By CHARLES REYNOLDS
Halifax Media Group
Brent and Becky’s Bulbs is a catalog company, “Garden Bulbs for the South” is a book by Scott Ogden and “Bulbs Are Great — If You Choose Wisely” is a chapter in Hamilton Mason’s “Your Garden in the South.” What do they have in common beyond the obvious? All deal not only with bulbs, but also with tubers, tuberous roots, corms and rhizomes.
But while the word “bulb” is simply shorthand for advanced gardeners, it's a hazy catchall for average folks who think all plants with swollen subterranean structures are bulbs.
A true bulb is actually an underground stem enveloped by fleshy, starch-storing leaves that provide energy for the embryonic plant that will eventually emerge. The bulb’s bottom — its basal plate — serves as the foundation for the entire plant and also generates roots. In addition, the basal plate produces offsets called “bulblets.” Among true bulb plants for Central Florida are Easter lily, garden amaryllis, blood lily and crinums such as “Queen Emma.”
Tubers are also modified underground stems, but they lack basal plates, produce roots from a larger area and frequently form numerous growing points called “eyes.” Familiar tubers include potatoes, sweet potatoes and caladiums.
Plenty of other plants have tuberous roots that, unlike tubers, are true roots that form at the base of a stem. But compared to typical roots, tuberous roots do double duty by serving as major nutrient-storage systems for plants such as daylily and dahlia.
Returning to basal plates and modified stems brings us to corms, which differ from bulbs in that each is a single mass, not composed of scales.
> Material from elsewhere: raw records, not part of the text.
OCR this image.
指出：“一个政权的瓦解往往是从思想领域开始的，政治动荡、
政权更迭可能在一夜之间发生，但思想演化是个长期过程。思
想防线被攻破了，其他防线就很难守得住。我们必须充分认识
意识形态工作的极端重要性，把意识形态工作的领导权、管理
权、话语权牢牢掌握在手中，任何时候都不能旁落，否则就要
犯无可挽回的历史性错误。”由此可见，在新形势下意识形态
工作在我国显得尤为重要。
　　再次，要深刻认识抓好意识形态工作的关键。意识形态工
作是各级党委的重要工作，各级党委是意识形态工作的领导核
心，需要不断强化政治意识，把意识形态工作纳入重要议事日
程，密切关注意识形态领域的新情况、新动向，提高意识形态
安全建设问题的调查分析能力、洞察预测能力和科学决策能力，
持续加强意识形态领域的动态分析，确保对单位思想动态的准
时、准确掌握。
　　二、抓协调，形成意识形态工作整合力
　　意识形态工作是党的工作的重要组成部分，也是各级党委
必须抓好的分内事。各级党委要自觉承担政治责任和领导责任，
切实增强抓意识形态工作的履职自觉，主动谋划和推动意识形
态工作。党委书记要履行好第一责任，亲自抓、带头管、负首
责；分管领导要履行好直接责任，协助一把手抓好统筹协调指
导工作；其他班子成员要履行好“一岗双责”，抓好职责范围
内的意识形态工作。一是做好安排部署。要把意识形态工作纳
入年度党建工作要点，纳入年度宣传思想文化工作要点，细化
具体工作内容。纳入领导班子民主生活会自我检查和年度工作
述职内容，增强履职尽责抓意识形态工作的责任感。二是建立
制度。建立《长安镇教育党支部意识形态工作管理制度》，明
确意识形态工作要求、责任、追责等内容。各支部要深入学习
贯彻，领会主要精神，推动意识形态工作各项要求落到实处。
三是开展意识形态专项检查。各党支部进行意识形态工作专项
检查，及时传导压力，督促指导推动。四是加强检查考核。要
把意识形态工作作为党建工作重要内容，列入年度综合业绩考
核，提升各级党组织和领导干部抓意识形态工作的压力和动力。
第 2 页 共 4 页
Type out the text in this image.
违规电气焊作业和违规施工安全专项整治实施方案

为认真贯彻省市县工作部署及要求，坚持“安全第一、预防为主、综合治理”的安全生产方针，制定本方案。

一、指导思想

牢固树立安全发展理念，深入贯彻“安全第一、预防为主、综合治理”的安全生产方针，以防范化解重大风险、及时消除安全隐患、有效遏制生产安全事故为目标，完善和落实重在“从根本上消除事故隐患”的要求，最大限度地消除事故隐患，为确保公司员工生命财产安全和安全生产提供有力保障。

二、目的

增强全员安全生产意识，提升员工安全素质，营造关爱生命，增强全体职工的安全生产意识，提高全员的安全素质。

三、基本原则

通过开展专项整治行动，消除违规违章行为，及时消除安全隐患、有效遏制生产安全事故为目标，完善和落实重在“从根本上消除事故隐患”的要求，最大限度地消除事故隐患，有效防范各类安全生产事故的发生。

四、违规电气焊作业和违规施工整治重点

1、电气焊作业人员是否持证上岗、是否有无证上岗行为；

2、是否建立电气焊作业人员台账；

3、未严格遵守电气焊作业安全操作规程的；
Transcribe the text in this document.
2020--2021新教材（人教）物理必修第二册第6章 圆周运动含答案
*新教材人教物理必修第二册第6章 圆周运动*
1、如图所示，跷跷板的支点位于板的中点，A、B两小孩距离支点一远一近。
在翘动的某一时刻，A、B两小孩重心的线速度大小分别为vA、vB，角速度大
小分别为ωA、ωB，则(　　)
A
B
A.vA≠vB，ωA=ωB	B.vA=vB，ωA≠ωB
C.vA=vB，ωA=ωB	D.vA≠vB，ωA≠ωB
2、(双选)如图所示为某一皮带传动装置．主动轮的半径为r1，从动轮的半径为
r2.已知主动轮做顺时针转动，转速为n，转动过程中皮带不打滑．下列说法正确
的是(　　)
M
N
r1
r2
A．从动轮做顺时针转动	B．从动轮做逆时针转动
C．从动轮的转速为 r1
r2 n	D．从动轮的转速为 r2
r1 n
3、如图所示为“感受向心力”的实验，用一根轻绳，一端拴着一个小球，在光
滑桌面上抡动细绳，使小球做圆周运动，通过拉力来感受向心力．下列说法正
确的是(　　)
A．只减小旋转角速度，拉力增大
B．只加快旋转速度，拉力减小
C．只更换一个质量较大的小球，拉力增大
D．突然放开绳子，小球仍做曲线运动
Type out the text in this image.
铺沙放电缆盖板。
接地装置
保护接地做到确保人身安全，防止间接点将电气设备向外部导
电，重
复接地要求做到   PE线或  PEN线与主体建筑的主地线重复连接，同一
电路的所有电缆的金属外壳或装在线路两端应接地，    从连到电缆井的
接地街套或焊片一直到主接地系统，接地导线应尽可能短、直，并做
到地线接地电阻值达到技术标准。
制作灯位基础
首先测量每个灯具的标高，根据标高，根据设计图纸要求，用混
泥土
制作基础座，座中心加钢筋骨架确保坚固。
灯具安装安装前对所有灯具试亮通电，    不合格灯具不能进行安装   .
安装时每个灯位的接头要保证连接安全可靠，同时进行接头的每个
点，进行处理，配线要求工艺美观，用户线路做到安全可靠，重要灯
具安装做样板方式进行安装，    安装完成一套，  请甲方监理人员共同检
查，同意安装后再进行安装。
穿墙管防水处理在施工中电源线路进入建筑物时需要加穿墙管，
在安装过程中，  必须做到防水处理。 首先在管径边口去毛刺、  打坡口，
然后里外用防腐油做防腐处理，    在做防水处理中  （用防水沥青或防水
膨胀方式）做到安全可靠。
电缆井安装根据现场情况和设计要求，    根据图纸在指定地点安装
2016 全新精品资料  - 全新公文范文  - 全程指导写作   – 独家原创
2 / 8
Roots are generated by a cormous plant’s basal plate, as are small growth buds called cormels. The corm most familiar to local gardeners is gladiolus.
Finally — sort of — there are rhizomes, which are fleshy, often elongated stems that grow mostly underground. Roots develop along a rhizome’s underside, while eyes, or growth buds, form at various points along its upper surface. Many kinds of plants including iris, false blue ginger, calla, lady palm and bamboo are rhizomatous.
If you’re wondering about stolons, they’re similar to rhizomes but grow along the soil’s surface, rooting here and there and forming new plants at those points. St. Augustine grasses spread by stolons.
Charles Reynolds, a Winter Haven resident, has an associate's degree in horticulture and is a member of the Garden Writers' Association of America.